Que no debe nadie retener lo ajeno

     Acerca deste pecado, conviene avisar del peligro que hay en retener lo ajeno. Para lo cual es de saber que, no sólo es pecado tomar lo ajeno, sino también retenerlo contra voluntad de cuyo es. Y no basta que tenga el hombre propósito de restituir adelante si luego puede, porque no sólo tiene obligación a restituir, sino también a luego restituir. Verdad es que si no pudiese luego, o del todo no pudiese por haber venido a gran pobreza, en tal caso no sería obligado a uno ni a otro, porque Dios no obliga a lo imposible.

     Para persuadir esto no me parece hay necesidad de más palabras que de aquellas que san Gregorio escribe a un caballero, diciendo: «Acuérdate, señor, que las riquezas mal habidas se han de quedar acá, y el pecado que hicieres en haberlas así ha de ir contigo allá». Pues, ¿qué mayor locura que quedarse acá el provecho y llevar contigo el daño, y dejar a otro el gusto y tomar para ti el tormento, y obligarte a penar en la otra vida por lo que otros hayan de lograr en ésta?

     Y demás desto, ¿qué mayor desatino que tener en más tus cosas que a ti mismo, y padecer detrimento en el ánima por no padecerlo en la hacienda, y poner el cuerpo al golpe del espada por no recibirlo en la capa? Y allende desto, ¿qué tan cerca está de parecer a Judas el que por un poco de dinero vende la justicia, la gracia y su misma ánima? Y finalmente, si es cierto, como lo es, que a la hora de la muerte has de restituir si te has de salvar, ¿qué mayor locura que, habiendo en cabo de pagar lo que debes, querer estar de aquí allá en pecado, y acostarte en pecado, y levantarte en pecado, y confesar y comulgar en pecado, y perder todo lo que pierde el que está en pecado, que vale más que todo el interés del mundo? No parece que tiene juicio de hombre el que pasa por tan grandes males.

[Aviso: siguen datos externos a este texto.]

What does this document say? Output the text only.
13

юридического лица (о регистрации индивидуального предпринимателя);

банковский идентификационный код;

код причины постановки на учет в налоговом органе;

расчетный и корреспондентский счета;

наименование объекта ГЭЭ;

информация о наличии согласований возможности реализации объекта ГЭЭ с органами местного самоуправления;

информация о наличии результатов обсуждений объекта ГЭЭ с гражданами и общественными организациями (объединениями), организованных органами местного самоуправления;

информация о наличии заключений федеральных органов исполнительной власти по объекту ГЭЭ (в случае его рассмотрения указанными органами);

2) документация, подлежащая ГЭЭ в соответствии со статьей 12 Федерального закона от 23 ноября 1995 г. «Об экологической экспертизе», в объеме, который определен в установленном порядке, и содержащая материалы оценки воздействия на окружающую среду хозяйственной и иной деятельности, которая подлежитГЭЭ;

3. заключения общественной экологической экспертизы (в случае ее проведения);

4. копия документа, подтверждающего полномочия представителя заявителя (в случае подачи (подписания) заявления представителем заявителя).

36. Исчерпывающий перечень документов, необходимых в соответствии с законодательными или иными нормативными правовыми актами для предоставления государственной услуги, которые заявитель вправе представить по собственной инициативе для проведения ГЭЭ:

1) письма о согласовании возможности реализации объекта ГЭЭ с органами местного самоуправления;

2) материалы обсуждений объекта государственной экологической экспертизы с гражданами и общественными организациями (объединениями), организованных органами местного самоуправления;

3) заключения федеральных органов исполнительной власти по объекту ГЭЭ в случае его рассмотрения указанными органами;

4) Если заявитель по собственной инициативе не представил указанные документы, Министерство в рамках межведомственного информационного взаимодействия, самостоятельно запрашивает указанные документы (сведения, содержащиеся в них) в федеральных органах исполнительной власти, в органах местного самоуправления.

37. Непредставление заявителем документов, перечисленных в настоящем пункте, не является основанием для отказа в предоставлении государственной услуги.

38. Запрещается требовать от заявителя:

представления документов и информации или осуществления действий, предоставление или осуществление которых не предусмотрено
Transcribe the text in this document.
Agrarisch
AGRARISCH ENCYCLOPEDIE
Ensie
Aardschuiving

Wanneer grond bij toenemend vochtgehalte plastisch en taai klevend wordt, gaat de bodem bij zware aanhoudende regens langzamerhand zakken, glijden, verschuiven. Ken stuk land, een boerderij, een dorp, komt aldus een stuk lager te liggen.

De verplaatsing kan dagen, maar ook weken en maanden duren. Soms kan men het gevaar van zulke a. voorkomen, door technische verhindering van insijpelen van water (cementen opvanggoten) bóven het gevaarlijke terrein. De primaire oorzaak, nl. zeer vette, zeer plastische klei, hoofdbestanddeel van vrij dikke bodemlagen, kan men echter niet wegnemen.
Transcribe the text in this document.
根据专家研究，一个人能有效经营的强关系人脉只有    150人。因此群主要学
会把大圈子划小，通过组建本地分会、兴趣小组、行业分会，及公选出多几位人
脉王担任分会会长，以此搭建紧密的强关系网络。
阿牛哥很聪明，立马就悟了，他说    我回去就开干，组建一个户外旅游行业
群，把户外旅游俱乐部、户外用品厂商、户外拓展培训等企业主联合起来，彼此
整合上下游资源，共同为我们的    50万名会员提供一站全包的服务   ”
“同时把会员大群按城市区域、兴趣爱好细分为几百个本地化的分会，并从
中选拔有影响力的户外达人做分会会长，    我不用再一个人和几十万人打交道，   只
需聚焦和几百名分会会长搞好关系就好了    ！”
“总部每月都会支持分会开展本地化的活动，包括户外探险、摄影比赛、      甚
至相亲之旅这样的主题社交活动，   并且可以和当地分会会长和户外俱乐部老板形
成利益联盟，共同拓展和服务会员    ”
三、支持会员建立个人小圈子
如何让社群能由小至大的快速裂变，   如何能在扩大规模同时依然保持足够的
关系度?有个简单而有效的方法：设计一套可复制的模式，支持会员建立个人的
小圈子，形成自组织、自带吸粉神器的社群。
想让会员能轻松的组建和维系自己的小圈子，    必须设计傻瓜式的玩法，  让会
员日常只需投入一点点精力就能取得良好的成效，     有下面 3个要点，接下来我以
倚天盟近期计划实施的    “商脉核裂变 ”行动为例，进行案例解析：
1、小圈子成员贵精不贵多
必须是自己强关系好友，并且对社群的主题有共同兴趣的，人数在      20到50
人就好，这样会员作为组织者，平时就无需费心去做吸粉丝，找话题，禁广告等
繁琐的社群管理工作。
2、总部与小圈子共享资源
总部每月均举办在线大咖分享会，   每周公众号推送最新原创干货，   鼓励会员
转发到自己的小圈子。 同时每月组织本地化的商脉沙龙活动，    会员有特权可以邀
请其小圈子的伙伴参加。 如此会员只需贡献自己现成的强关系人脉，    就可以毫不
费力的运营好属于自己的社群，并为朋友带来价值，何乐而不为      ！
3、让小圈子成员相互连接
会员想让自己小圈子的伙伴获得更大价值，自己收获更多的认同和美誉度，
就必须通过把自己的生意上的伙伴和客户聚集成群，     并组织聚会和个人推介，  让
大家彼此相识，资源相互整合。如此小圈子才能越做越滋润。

     Trabaja, pues, hermano, por pagar muy bien lo que debes y por no hacer agravio a nadie. Procura también que no duerma en tu casa el trabajo y sudor de tu jornalero. No le hagas ir ni venir muchas veces, y echar tantos caminos por cobrar su hacienda, que trabaje más en cobrarla que en ganarla, como muchas veces acaece con la dilación de los malos pagadores. Si tienes testamento que cumplir, mira no defraudes las ánimas de los difuntos de su debido socorro, porque no paguen la culpa de tu negligencia con la dilación de su pena, y después cargue todo sobre tu ánima. Si tienes criados a quien debes, trabaja por tener muy asentadas y claras sus cuentas, y desembarázate, o a lo menos declárate, muy bien con ellos en la vida, para no dejar después marañas en la muerte. Lo que tú pudieres cumplir de tu testamento no lo dejes a otros ejecutores, porque si tú eres descuidado en tus cosas propias, ¿cómo crees que serán los otros diligentes en las ajenas?

     Préciate de no deber nada a nadie, y así tendrás el sueño quieto, la conciencia reposada, la vida pacífica y la muerte descansada. Y para que puedas salir con esto, el medio es que pongas freno a tus apetitos y deseos, y ni hagas todo lo que deseas ni gastes más de lo que tienes, y desta manera, midiendo el gasto, no con la voluntad, sino con la posibilidad, nunca tendrás por qué deber. Todas nuestras deudas nacen de nuestros apetitos, y la moderación déstos vale más que muchos cuentos de renta. Ten por sumas y verdaderas riquezas aquellas que dice el apóstol: «Piedad y contentamiento con la suerte que Dios te dio». Si los hombres no quisiesen ser más de lo que Dios quiere que sean, siempre vivirían en paz; mas cuando quieren pasar está raya, siempre han de perder mucho de su descanso, porque nunca tiene buen suceso lo que se hace contra la divina voluntad.